Para colmo: de esos partidos que le restan como dueño de casa, dos deberá jugarlos sin público en las gradas, por la absoluta inoperancia e ineptitud de la concesionaria Blanco y Negro para controlar a los delincuentes que actuaron en el último Superclásico.

¿Fracaso? Por cierto. Rotundo fracaso del equipo y de Héctor Tapia, que llegó a reemplazar a Pablo Guede; pero también fracaso absoluto de Blanco y Negro, la concesionaria que usurpó Colo Colo a sus hinchas con la promesa de pagar la deuda tributaria que al “Cacique” y a los demás clubes les habían inventado, y hacer del club popular una institución mucho más grande y mejor de lo que había sido antes del desembarco de esta tropa de sinvergüenzas.

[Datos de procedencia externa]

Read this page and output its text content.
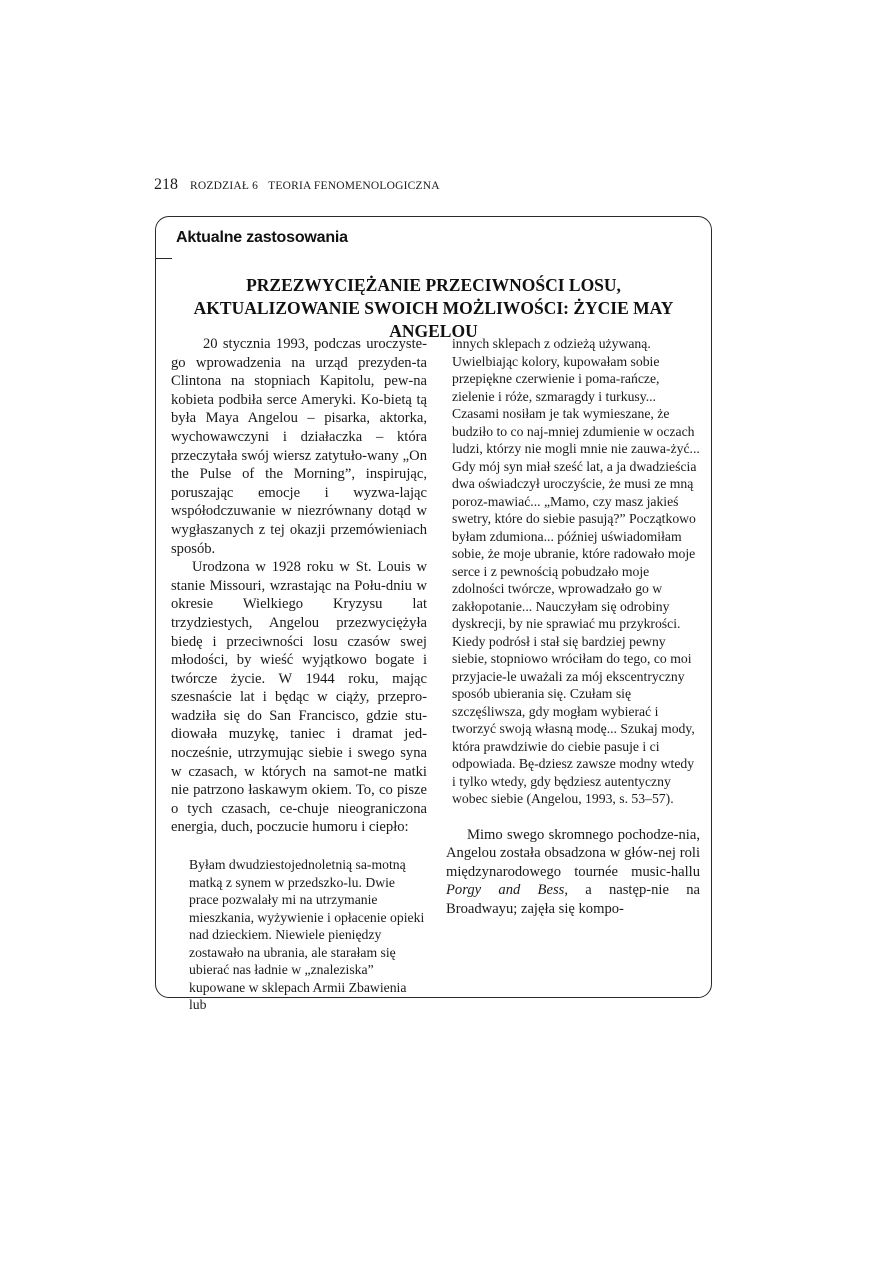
218 ROZDZIAŁ 6 TEORIA FENOMENOLOGICZNA
Aktualne zastosowania
PRZEZWYCIĘŻANIE PRZECIWNOŚCI LOSU, AKTUALIZOWANIE SWOICH MOŻLIWOŚCI: ŻYCIE MAY ANGELOU

20 stycznia 1993, podczas uroczyste-go wprowadzenia na urząd prezyden-ta Clintona na stopniach Kapitolu, pew-na kobieta podbiła serce Ameryki. Ko-bietą tą była Maya Angelou – pisarka, aktorka, wychowawczyni i działaczka – która przeczytała swój wiersz zatytuło-wany „On the Pulse of the Morning”, inspirując, poruszając emocje i wyzwa-lając współodczuwanie w niezrównany dotąd w wygłaszanych z tej okazji przemówieniach sposób.

Urodzona w 1928 roku w St. Louis w stanie Missouri, wzrastając na Połu-dniu w okresie Wielkiego Kryzysu lat trzydziestych, Angelou przezwyciężyła biedę i przeciwności losu czasów swej młodości, by wieść wyjątkowo bogate i twórcze życie. W 1944 roku, mając szesnaście lat i będąc w ciąży, przepro-wadziła się do San Francisco, gdzie stu-diowała muzykę, taniec i dramat jed-nocześnie, utrzymując siebie i swego syna w czasach, w których na samot-ne matki nie patrzono łaskawym okiem. To, co pisze o tych czasach, ce-chuje nieograniczona energia, duch, poczucie humoru i ciepło:

Byłam dwudziestojednoletnią sa-motną matką z synem w przedszko-lu. Dwie prace pozwalały mi na utrzymanie mieszkania, wyżywienie i opłacenie opieki nad dzieckiem. Niewiele pieniędzy zostawało na ubrania, ale starałam się ubierać nas ładnie w „znaleziska” kupowane w sklepach Armii Zbawienia lub
innych sklepach z odzieżą używaną. Uwielbiając kolory, kupowałam sobie przepiękne czerwienie i poma-rańcze, zielenie i róże, szmaragdy i turkusy... Czasami nosiłam je tak wymieszane, że budziło to co naj-mniej zdumienie w oczach ludzi, którzy nie mogli mnie nie zauwa-żyć... Gdy mój syn miał sześć lat, a ja dwadzieścia dwa oświadczył uroczyście, że musi ze mną poroz-mawiać... „Mamo, czy masz jakieś swetry, które do siebie pasują?” Początkowo byłam zdumiona... później uświadomiłam sobie, że moje ubranie, które radowało moje serce i z pewnością pobudzało moje zdolności twórcze, wprowadzało go w zakłopotanie... Nauczyłam się odrobiny dyskrecji, by nie sprawiać mu przykrości. Kiedy podrósł i stał się bardziej pewny siebie, stopniowo wróciłam do tego, co moi przyjacie-le uważali za mój ekscentryczny sposób ubierania się. Czułam się szczęśliwsza, gdy mogłam wybierać i tworzyć swoją własną modę... Szukaj mody, która prawdziwie do ciebie pasuje i ci odpowiada. Bę-dziesz zawsze modny wtedy i tylko wtedy, gdy będziesz autentyczny wobec siebie (Angelou, 1993, s. 53–57).

Mimo swego skromnego pochodze-nia, Angelou została obsadzona w głów-nej roli międzynarodowego tournée music-hallu Porgy and Bess, a następ-nie na Broadwayu; zajęła się kompo-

“En cinco años, vamos a hacer de Colo Colo el Manchester United” de Sudamérica”, dijo con toda soltura y desparpajo el primer gerente que tuvo la concesionaria, George Garcelon, a días de haber asumido. Y claro, por aquellos años, era el hoy club de Alexis Sánchez el que, por juego y fortaleza institucional, encarnaba el mismo paradigma de institución poderosa que hoy representan el Real Madrid o el Barcelona. En términos simples, los señores de Blanco y Negro no se andaban con chiquititas a la hora de proclamar las bendiciones que con ellos vendrían.

No faltaron, por cierto, los zopencos que, creyendo en la panacea en que se iban a transformar las Sociedades Anónimas para el fútbol, se ilusionaron genuinamente y creyeron a pie juntillas en los cantos de sirena amplificados por la prensa interesada o genuflexa. Las promesas de Garcelon fueron música en los oídos de miles de colocolinos que, provenientes en forma mayoritaria del mismo sector que cada cuatro años se traga cualquier sapo en las elecciones presidenciales, pensaron que con estos rectos y empingorotados señores a ellos también les llegaría la alegría y el orgullo de ver a su club entre los grandes del continente y, ¿por qué no?, del mundo.

Trece años después del nacimiento de este engendro, el experimento no puede sino calificarse como un tremendo fiasco: Colo Colo sigue tan endeudado con el Fisco como cuando se le inventó la millonaria deuda para crear este nefasto y corrupto sistema, y deportivamente sólo ha alcanzado los mismos logros que a nivel local alcanzó reiteradamente desde su fundación, un 19 de abril de 1925.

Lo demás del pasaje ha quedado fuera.